Runbook: HighP99Latency
Source of truth:
tools/observability/alerts/angarabase_alerts.yaml. Backed by: RM-0.6.3.8 S7.
What It Means
P99 query latency exceeds 100 ms for 5 minutes.
Metric: histogram_quantile(0.99, rate(angarabase_query_exec_duration_ms_bucket[5m])).
Severity
warning. Signal of degraded UX, not an outage.
Initial response
- Open the Grafana dashboard AngaraBase Overview v2 → row “Query Performance”.
- Compare with P50/P95 — if all three increased together, this is a global issue (CPU/IO/lock); if only P99 did, tail latency (GC, fsync stall, single slow query).
- Check the
slow_query_totalrate — whether the number of slow queries is growing.
Diagnostics
# Top-N slow queries
curl -sf http://127.0.0.1:9898/metrics | rg slow_query_total
curl -sf http://127.0.0.1:9898/metrics | rg query_exec_duration_ms_bucket
# Active long-running transactions
psql -c "SELECT pid, age(now(), xact_start), query FROM angara_stat_activity \
WHERE state = 'active' ORDER BY xact_start LIMIT 10;"

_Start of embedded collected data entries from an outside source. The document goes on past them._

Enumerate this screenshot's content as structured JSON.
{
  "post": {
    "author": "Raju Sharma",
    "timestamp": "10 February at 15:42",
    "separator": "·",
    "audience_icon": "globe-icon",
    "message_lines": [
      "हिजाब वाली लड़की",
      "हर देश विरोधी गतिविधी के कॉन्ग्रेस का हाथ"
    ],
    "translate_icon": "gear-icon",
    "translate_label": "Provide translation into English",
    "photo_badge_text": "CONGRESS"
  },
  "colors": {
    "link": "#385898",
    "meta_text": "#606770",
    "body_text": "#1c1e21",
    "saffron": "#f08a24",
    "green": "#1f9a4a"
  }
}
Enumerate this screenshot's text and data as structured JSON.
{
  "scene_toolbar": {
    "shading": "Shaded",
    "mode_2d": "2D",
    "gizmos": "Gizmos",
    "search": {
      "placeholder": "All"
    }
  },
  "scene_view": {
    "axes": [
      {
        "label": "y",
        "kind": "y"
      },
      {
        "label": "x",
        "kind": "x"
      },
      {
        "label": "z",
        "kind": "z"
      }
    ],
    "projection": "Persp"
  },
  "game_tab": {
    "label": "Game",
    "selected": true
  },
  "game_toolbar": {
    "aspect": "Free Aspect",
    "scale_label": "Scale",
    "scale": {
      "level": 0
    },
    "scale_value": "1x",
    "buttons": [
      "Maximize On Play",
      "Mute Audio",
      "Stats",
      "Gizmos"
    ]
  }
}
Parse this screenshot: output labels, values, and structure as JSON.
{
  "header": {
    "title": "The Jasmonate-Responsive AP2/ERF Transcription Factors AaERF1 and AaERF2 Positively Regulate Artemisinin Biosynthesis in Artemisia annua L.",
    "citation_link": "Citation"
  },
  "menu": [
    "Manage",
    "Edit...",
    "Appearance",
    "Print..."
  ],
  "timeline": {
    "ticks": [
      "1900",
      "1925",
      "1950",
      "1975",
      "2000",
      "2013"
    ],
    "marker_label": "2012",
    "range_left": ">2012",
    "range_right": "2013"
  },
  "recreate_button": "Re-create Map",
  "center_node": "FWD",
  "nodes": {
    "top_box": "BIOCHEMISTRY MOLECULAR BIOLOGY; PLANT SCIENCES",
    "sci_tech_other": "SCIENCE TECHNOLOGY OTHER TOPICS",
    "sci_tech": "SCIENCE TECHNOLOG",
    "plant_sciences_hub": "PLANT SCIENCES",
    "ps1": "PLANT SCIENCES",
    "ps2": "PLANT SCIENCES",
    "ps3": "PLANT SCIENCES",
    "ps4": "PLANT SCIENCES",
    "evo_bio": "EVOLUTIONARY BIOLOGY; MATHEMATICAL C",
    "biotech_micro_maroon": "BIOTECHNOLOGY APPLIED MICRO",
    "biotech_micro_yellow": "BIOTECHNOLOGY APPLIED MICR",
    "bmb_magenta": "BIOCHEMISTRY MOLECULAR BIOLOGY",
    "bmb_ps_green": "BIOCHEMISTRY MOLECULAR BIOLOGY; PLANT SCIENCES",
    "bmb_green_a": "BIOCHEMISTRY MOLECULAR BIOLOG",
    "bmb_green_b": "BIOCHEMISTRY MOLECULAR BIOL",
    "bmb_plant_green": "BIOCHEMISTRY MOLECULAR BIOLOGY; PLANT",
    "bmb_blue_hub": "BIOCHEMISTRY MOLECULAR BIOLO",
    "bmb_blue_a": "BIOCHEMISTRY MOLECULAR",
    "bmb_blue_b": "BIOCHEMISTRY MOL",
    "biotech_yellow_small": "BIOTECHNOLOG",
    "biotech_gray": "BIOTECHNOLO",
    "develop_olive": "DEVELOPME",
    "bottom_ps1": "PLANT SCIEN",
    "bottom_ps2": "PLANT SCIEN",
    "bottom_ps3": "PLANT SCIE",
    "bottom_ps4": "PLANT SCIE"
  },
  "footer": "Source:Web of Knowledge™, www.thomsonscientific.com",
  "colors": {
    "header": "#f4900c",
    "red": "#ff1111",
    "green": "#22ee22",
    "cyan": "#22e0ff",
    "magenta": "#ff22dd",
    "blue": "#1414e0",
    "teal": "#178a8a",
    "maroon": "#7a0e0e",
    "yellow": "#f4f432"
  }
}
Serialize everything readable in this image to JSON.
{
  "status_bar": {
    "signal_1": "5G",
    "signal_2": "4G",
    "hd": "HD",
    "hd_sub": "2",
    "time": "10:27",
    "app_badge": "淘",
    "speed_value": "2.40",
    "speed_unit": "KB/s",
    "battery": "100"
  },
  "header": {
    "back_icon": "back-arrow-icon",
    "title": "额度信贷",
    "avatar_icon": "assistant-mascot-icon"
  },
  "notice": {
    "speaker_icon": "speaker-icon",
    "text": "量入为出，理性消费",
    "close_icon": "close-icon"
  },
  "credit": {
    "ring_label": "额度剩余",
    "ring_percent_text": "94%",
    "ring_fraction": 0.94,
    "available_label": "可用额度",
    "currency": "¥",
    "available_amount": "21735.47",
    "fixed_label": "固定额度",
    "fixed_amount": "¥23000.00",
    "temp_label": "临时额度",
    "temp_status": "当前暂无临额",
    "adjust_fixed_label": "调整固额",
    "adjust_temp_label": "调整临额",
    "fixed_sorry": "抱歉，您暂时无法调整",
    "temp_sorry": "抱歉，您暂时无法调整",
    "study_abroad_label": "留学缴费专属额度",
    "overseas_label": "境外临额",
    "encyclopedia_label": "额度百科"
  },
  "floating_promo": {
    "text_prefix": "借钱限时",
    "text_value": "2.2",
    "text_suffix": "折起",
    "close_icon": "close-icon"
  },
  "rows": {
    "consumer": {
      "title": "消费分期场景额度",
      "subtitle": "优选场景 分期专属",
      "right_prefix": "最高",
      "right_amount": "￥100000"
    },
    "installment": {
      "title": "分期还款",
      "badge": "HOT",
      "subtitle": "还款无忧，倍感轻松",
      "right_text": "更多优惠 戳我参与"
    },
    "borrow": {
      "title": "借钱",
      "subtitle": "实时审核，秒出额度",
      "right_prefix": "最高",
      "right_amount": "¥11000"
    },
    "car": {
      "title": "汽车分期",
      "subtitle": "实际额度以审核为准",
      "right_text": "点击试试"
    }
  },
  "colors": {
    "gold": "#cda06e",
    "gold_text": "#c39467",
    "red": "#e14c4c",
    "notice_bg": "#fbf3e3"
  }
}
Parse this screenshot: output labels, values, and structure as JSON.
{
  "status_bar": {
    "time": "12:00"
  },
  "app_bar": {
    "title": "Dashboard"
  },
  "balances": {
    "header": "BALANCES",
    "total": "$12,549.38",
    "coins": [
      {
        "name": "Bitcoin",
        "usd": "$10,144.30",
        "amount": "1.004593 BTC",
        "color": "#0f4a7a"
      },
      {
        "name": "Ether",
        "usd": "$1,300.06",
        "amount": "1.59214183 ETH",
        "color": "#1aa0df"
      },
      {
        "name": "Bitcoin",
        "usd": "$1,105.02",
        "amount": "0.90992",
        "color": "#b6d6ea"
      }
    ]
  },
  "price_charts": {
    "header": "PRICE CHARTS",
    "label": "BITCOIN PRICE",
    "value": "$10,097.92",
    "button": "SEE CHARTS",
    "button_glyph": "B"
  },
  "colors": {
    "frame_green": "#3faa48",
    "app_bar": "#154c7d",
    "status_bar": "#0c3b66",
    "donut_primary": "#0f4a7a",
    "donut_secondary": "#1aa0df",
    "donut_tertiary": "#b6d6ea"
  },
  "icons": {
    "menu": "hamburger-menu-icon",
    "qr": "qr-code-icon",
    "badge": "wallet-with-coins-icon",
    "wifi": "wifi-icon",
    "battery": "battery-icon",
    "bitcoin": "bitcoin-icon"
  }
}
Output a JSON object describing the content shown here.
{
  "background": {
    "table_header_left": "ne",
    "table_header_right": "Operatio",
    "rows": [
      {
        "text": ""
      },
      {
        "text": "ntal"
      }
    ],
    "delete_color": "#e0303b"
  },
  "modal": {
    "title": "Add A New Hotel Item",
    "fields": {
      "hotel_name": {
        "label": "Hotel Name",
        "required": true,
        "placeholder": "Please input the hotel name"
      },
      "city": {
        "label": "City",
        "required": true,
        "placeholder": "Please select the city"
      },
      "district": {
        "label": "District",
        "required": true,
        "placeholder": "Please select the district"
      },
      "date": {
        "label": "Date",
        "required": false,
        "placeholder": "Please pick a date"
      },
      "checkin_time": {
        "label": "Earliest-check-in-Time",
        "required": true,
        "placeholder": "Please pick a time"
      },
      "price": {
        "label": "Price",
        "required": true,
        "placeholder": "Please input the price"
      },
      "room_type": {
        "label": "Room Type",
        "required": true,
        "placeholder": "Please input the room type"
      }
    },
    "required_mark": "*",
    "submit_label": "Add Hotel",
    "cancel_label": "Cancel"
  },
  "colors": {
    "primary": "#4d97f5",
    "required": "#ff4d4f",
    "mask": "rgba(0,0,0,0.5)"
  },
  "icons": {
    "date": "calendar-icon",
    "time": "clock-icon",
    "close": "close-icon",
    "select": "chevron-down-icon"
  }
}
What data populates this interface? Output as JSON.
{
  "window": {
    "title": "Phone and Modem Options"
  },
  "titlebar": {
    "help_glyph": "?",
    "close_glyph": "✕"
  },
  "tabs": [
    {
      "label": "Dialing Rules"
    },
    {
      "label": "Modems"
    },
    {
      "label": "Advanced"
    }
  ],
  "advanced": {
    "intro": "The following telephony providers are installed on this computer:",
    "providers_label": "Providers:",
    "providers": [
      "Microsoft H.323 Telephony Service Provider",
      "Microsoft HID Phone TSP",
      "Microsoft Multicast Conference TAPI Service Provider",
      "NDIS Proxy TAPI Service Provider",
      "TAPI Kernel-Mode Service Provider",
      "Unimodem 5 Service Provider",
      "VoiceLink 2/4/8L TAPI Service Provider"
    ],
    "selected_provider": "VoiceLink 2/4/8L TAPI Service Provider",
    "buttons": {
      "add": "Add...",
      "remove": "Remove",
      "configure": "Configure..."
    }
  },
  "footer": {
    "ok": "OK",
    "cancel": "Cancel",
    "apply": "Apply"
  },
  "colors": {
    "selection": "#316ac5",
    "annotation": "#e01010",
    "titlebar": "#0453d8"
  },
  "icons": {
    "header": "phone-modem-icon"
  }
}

Cross-check with other signals: BufferPoolPressure, WALFsyncSlow, LongTransaction.
Mitigation
- Optimization plan: see performance-tuning.md.
- ANALYZE on hot tables.
- Indexes: check
angarabase_index_routing_legacy_total > 0— if yes, run DROP+CREATE INDEX (see index-routing-legacy-fallback). - Buffer pool: hit ratio < 90% → increase
buffer_pool_pages.
Escalation
If latency does not decrease after standard actions for more than 30 minutes → diagnostics bundle + escalation.